Выход. Дорога. Первые дома. Женщина. Не опасно. Старик, мужчина – не агрессивен. Из-за дома выбегает грузный мужик с вилами. Противник. Выстрел. В голову. Ерофей падает. Движение. Противник бежит от сарая к бане. Дед Серёжа. В голову. Дед Серёжа?! Прицел дрогнул. В плечо. Не летально. Рядом выстрел. Окрик сержанта:
– Что заснул?!
Повернулся. Сзади лежит Кузьма с топором в руке. Два шага до меня не добежал. Сержант толкает в спину:
– Вперёд, боец!
Бегу вперёд. Концентрация теряется: «Ерофей, Кузьма. Этот дом мы с дядей Серёжей ставили… Это Москва! Стоп! Дед Серёжа ранен!»
Поворачиваюсь. Бегу к бане. Дед лежит у бочки, подставленной под водосток. Шевелится. Хорошо! Наклоняюсь:
– Дед Серёжа, ты как?
Динамик шлема искажает голос. Пострадавший вздрагивает и открывает глаза:
– Ты кто?!
Поднимаю забрало:
– Это я, Виталик!
Понимания не наступает. Правильно, он видит Шестьдесят девятого. Вижу бегущего ко мне сержанта. Нет времени. Мне нужно спросить:
– Дед Серёжа, в чём смысл?
– Какой смысл?
– Ты тогда сказал, что главный смысл в том, чтобы я уходил. Миссия.
– Когда?
– Мы ещё самогон пили. Ты сказал про главный смысл.
– Ну да. Я сказал…, наверное. Ты и ушёл. Какой ещё смысл?
– Что я должен был сделать?
– Раз я сказал, что должен уйти, значит смысл – уйти.
– Просто уйти?
– Сам говоришь, что самогон пили. Значит я пьяный был. Не помню. Сейчас бы самогоночки!
Сержант больно бьёт меня сапогом под зад:
– Ты охренел, солдат?!
И тут всё меняется. Я не в Москве, а возле гречишного поля. Вероника держит снятые у меня с головы тактические очки. Глаза у неё «квадратные»:
– Что это было?
– Что? – я сделал вид, что не понял: нужно сначала самому разобраться, как это получилось.
– Ничего, – майор, видно, пришла к такому же решению, – нужно возвращаться.
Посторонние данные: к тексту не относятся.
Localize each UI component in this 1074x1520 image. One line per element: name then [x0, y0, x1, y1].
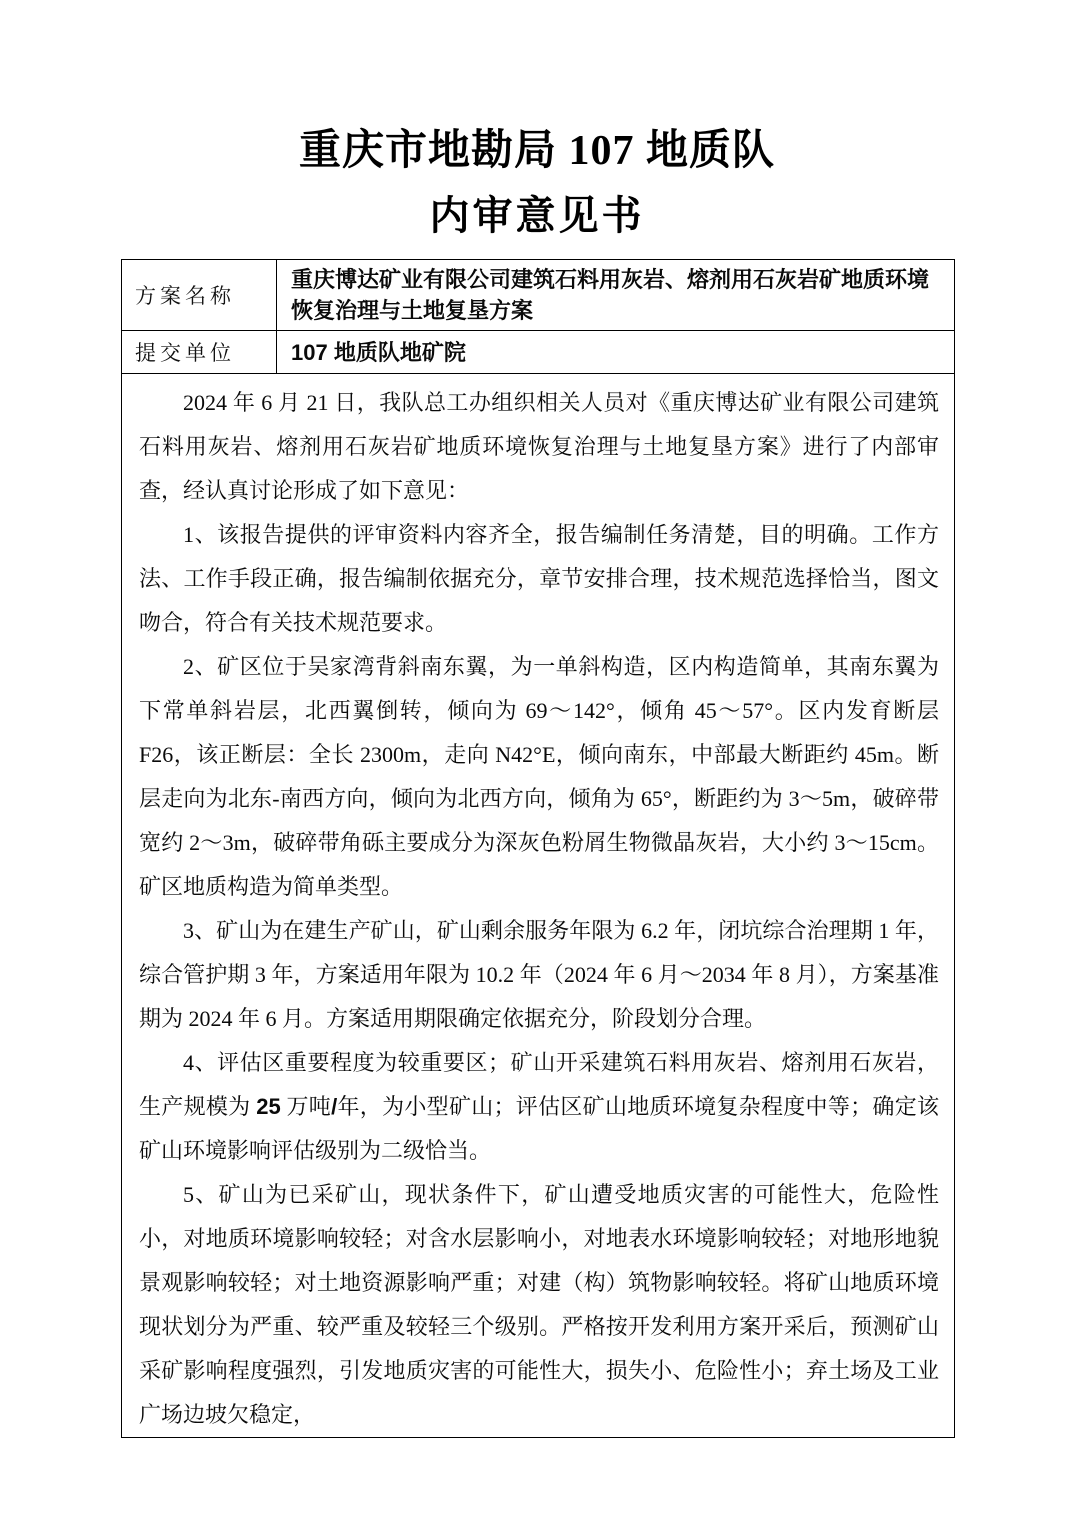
review-opinions-body: 2024 年 6 月 21 日，我队总工办组织相关人员对《重庆博达矿业有限公司建… — [122, 374, 955, 1438]
text-segment: 1、该报告提供的评审资料内容齐全，报告编制任务清楚，目的明确。工作方法、工作手段… — [139, 522, 939, 635]
text-segment: 25 — [256, 1094, 280, 1119]
body-paragraph: 5、矿山为已采矿山，现状条件下，矿山遭受地质灾害的可能性大，危险性小，对地质环境… — [139, 1173, 939, 1437]
body-paragraph: 3、矿山为在建生产矿山，矿山剩余服务年限为 6.2 年，闭坑综合治理期 1 年，… — [139, 909, 939, 1041]
text-segment: 5、矿山为已采矿山，现状条件下，矿山遭受地质灾害的可能性大，危险性小，对地质环境… — [139, 1182, 939, 1427]
review-opinions-row: 2024 年 6 月 21 日，我队总工办组织相关人员对《重庆博达矿业有限公司建… — [122, 374, 955, 1438]
submit-unit-value: 107 地质队地矿院 — [277, 331, 955, 374]
plan-name-row: 方案名称 重庆博达矿业有限公司建筑石料用灰岩、熔剂用石灰岩矿地质环境恢复治理与土… — [122, 260, 955, 331]
plan-name-value: 重庆博达矿业有限公司建筑石料用灰岩、熔剂用石灰岩矿地质环境恢复治理与土地复垦方案 — [277, 260, 955, 331]
text-segment: 3、矿山为在建生产矿山，矿山剩余服务年限为 6.2 年，闭坑综合治理期 1 年，… — [139, 918, 939, 1031]
text-segment: 万吨 — [281, 1094, 331, 1119]
submit-unit-row: 提交单位 107 地质队地矿院 — [122, 331, 955, 374]
document-header: 重庆市地勘局 107 地质队 内审意见书 — [0, 0, 1074, 238]
submit-unit-label: 提交单位 — [122, 331, 277, 374]
review-info-table: 方案名称 重庆博达矿业有限公司建筑石料用灰岩、熔剂用石灰岩矿地质环境恢复治理与土… — [121, 259, 955, 1438]
body-paragraph: 2024 年 6 月 21 日，我队总工办组织相关人员对《重庆博达矿业有限公司建… — [139, 381, 939, 513]
body-paragraph: 1、该报告提供的评审资料内容齐全，报告编制任务清楚，目的明确。工作方法、工作手段… — [139, 513, 939, 645]
text-segment: 2024 年 6 月 21 日，我队总工办组织相关人员对《重庆博达矿业有限公司建… — [139, 390, 939, 503]
document-subtitle: 内审意见书 — [0, 194, 1074, 238]
body-paragraph: 2、矿区位于吴家湾背斜南东翼，为一单斜构造，区内构造简单，其南东翼为下常单斜岩层… — [139, 645, 939, 909]
text-segment: 107 — [291, 340, 328, 365]
document-page: 重庆市地勘局 107 地质队 内审意见书 方案名称 重庆博达矿业有限公司建筑石料… — [0, 0, 1074, 1520]
body-paragraph: 4、评估区重要程度为较重要区；矿山开采建筑石料用灰岩、熔剂用石灰岩，生产规模为 … — [139, 1041, 939, 1173]
document-title: 重庆市地勘局 107 地质队 — [0, 128, 1074, 174]
text-segment: 重庆博达矿业有限公司建筑石料用灰岩、熔剂用石灰岩矿地质环境恢复治理与土地复垦方案 — [291, 267, 929, 323]
text-segment: 2、矿区位于吴家湾背斜南东翼，为一单斜构造，区内构造简单，其南东翼为下常单斜岩层… — [139, 654, 939, 899]
plan-name-label: 方案名称 — [122, 260, 277, 331]
text-segment: 地质队地矿院 — [328, 340, 466, 365]
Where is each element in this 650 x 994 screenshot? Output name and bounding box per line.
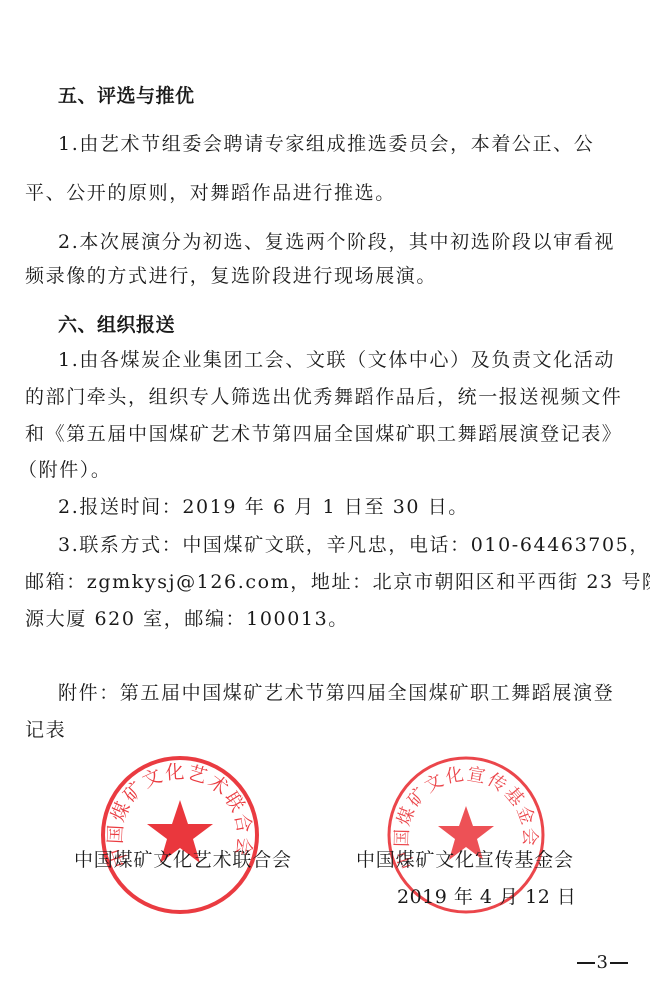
official-seal-art-federation: 中国煤矿文化艺术联合会: [99, 754, 261, 916]
paragraph-line: 3.联系方式：中国煤矿文联，辛凡忠，电话：010-64463705，: [58, 533, 650, 557]
dash-left: [577, 962, 595, 963]
paragraph-line: 1.由各煤炭企业集团工会、文联（文体中心）及负责文化活动: [58, 348, 615, 372]
signature-left: 中国煤矿文化艺术联合会: [74, 848, 292, 872]
paragraph-line: （附件）。: [18, 458, 112, 482]
dash-right: [610, 962, 628, 963]
section-heading-submission: 六、组织报送: [58, 313, 175, 337]
signing-date: 2019 年 4 月 12 日: [397, 885, 576, 909]
paragraph-line: 的部门牵头，组织专人筛选出优秀舞蹈作品后，统一报送视频文件: [25, 385, 622, 409]
paragraph-line: 平、公开的原则，对舞蹈作品进行推选。: [25, 181, 396, 205]
page-number-value: 3: [597, 952, 608, 974]
paragraph-line: 源大厦 620 室，邮编：100013。: [25, 607, 349, 631]
attachment-line: 附件：第五届中国煤矿艺术节第四届全国煤矿职工舞蹈展演登: [58, 681, 614, 705]
paragraph-line: 和《第五届中国煤矿艺术节第四届全国煤矿职工舞蹈展演登记表》: [25, 422, 622, 446]
section-heading-evaluation: 五、评选与推优: [58, 84, 195, 108]
document-page: 五、评选与推优 1.由艺术节组委会聘请专家组成推选委员会，本着公正、公 平、公开…: [0, 0, 650, 994]
paragraph-line: 邮箱：zgmkysj@126.com，地址：北京市朝阳区和平西街 23 号院安: [25, 570, 650, 594]
paragraph-line: 1.由艺术节组委会聘请专家组成推选委员会，本着公正、公: [58, 132, 594, 156]
paragraph-line: 2.报送时间：2019 年 6 月 1 日至 30 日。: [58, 495, 469, 519]
paragraph-line: 频录像的方式进行，复选阶段进行现场展演。: [25, 264, 437, 288]
attachment-line: 记表: [25, 718, 66, 742]
page-number: 3: [577, 952, 628, 974]
signature-right: 中国煤矿文化宣传基金会: [356, 848, 574, 872]
paragraph-line: 2.本次展演分为初选、复选两个阶段，其中初选阶段以审看视: [58, 230, 615, 254]
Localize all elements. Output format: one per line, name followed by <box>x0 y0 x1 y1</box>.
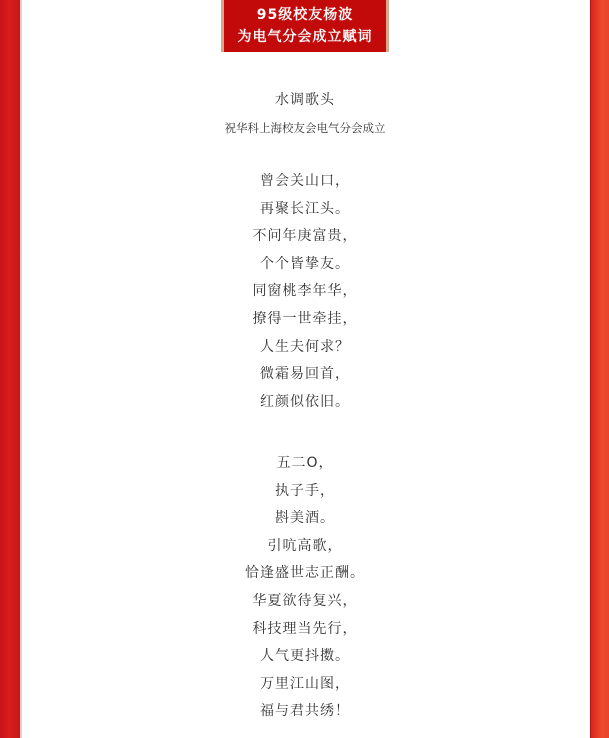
poem-line: 福与君共绣！ <box>20 698 590 726</box>
poem-line: 五二O， <box>20 450 590 478</box>
header-line-2: 为电气分会成立赋词 <box>238 26 373 48</box>
poem-subtitle: 祝华科上海校友会电气分会成立 <box>20 120 590 136</box>
poem-line: 撩得一世牵挂， <box>20 306 590 334</box>
poem-line: 恰逢盛世志正酬。 <box>20 560 590 588</box>
poem-line: 不问年庚富贵， <box>20 223 590 251</box>
decorative-right-border <box>590 0 609 738</box>
poem-line: 科技理当先行， <box>20 616 590 644</box>
poem-line: 万里江山图， <box>20 671 590 699</box>
poem-line: 曾会关山口， <box>20 168 590 196</box>
header-line-1: 95级校友杨波 <box>257 4 353 26</box>
poem-line: 引吭高歌， <box>20 533 590 561</box>
poem-line: 人生夫何求？ <box>20 334 590 362</box>
article-page: 95级校友杨波 为电气分会成立赋词 水调歌头 祝华科上海校友会电气分会成立 曾会… <box>0 0 609 738</box>
poem-line: 红颜似依旧。 <box>20 389 590 417</box>
poem-line: 再聚长江头。 <box>20 196 590 224</box>
poem-line: 斟美酒。 <box>20 505 590 533</box>
poem-line: 执子手， <box>20 478 590 506</box>
header-banner: 95级校友杨波 为电气分会成立赋词 <box>221 0 389 52</box>
poem-title: 水调歌头 <box>20 89 590 109</box>
poem-stanza-1: 曾会关山口， 再聚长江头。 不问年庚富贵， 个个皆挚友。 同窗桃李年华， 撩得一… <box>20 168 590 416</box>
poem-stanza-2: 五二O， 执子手， 斟美酒。 引吭高歌， 恰逢盛世志正酬。 华夏欲待复兴， 科技… <box>20 450 590 726</box>
poem-line: 个个皆挚友。 <box>20 251 590 279</box>
poem-line: 微霜易回首， <box>20 361 590 389</box>
decorative-left-border <box>0 0 20 738</box>
poem-line: 人气更抖擞。 <box>20 643 590 671</box>
poem-line: 同窗桃李年华， <box>20 278 590 306</box>
poem-line: 华夏欲待复兴， <box>20 588 590 616</box>
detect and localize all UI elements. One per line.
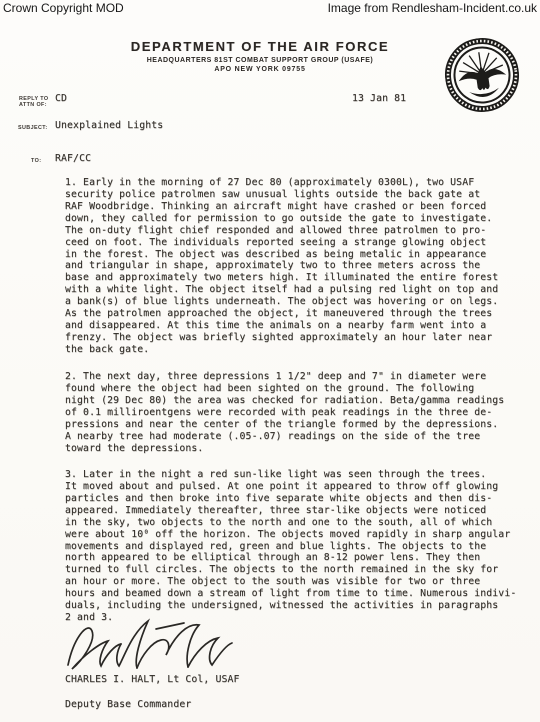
office-symbol-value: CD [55, 93, 67, 105]
body-paragraph-3: 3. Later in the night a red sun-like lig… [65, 469, 533, 624]
memo-document: Crown Copyright MOD Image from Rendlesha… [0, 0, 540, 722]
reply-to-label: REPLY TO ATTN OF: [19, 96, 48, 109]
date-value: 13 Jan 81 [352, 93, 406, 105]
body-paragraph-2: 2. The next day, three depressions 1 1/2… [65, 371, 525, 454]
to-value: RAF/CC [55, 153, 91, 165]
apo-address-line: APO NEW YORK 09755 [90, 66, 430, 73]
letterhead: DEPARTMENT OF THE AIR FORCE HEADQUARTERS… [90, 39, 430, 73]
image-credit-label: Image from Rendlesham-Incident.co.uk [328, 1, 537, 15]
crown-copyright-label: Crown Copyright MOD [3, 1, 124, 15]
department-title: DEPARTMENT OF THE AIR FORCE [90, 39, 430, 54]
subject-label: SUBJECT: [18, 125, 48, 131]
headquarters-line: HEADQUARTERS 81ST COMBAT SUPPORT GROUP (… [90, 57, 430, 64]
signer-name-line: CHARLES I. HALT, Lt Col, USAF [65, 674, 240, 687]
signature-block: CHARLES I. HALT, Lt Col, USAF Deputy Bas… [65, 661, 240, 722]
signer-title-line: Deputy Base Commander [65, 699, 240, 712]
body-paragraph-1: 1. Early in the morning of 27 Dec 80 (ap… [65, 177, 525, 356]
to-label: TO: [31, 158, 41, 164]
air-force-seal-icon [440, 33, 524, 117]
subject-value: Unexplained Lights [55, 120, 163, 132]
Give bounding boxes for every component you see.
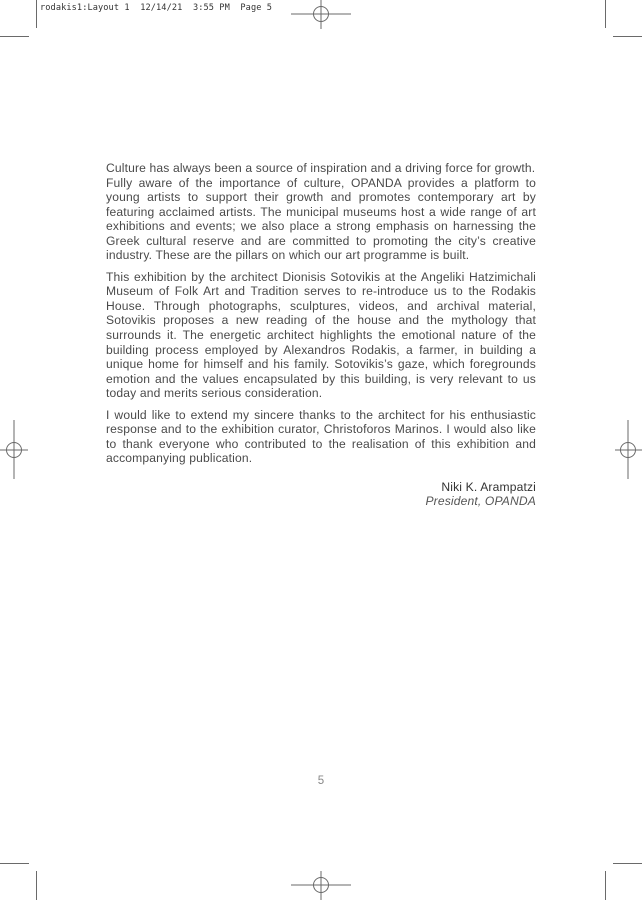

– В Москву? – с надеждой спросила Люська.
– Я – в Клибриг, а вы, как хотите.
Люська с надеждой посмотрела на меня, но я уже всё решил:
– Мне тоже нужно в Клибриг, к родителям, – потом решил успокоить сожительницу, – потом, может быть, вернусь. Когда-нибудь. А у тебя в Клибриге кто-то остался?
Люська закусила губу, потом тихо ответила:
– Не было у меня никого в Клибриге. Я из Лиго сбежала. Там хуже, чем в Москве. Но теперь у меня в Клибриге есть ты. И я полечу к твоим родителям, – она оглядела свой растерзанный сарафан – только мне переодеться нужно. И взять кое-что из вещей.
Я подошел к Веронике вплотную и задал мучавший меня вопрос:
– Зачем полицейские москвичей убивали?
Майор досадливо посмотрела на меня, но снизошла до ответа:
– Оружие нелетальное, травматическое.
– Но я сам видел, как Ерофей… Я специально целился, чтобы убить!
– Не ты, а шестьдесят девятый. Приемлемые потери, – Вероника резко выдернула очки из моих рук, – поумерь фантазию. Ты целился! Доверила же технику дебилу! Опять сказок навыдумывает.
– Что теперь с Москвой будет? – перевёл я тему.
– Нормально всё будет. Сеть подключим, принтеры завезём. Всех на социальное обеспечение поставим. Ружья только заберём. Заживут как люди.
– Как это – ружья заберём? – не понял я. – Нельзя москвичам без ружей. Грибников ежи пожрут. А зимой, когда колючие хищники уснут в своих берлогах, стаи лисиц подойдут к Москве. Попробуй десятипудовую плутовку на вилы поднять! Не каждый справится. А их стая. Без ружей скоро даже медведи перестанут людей бояться.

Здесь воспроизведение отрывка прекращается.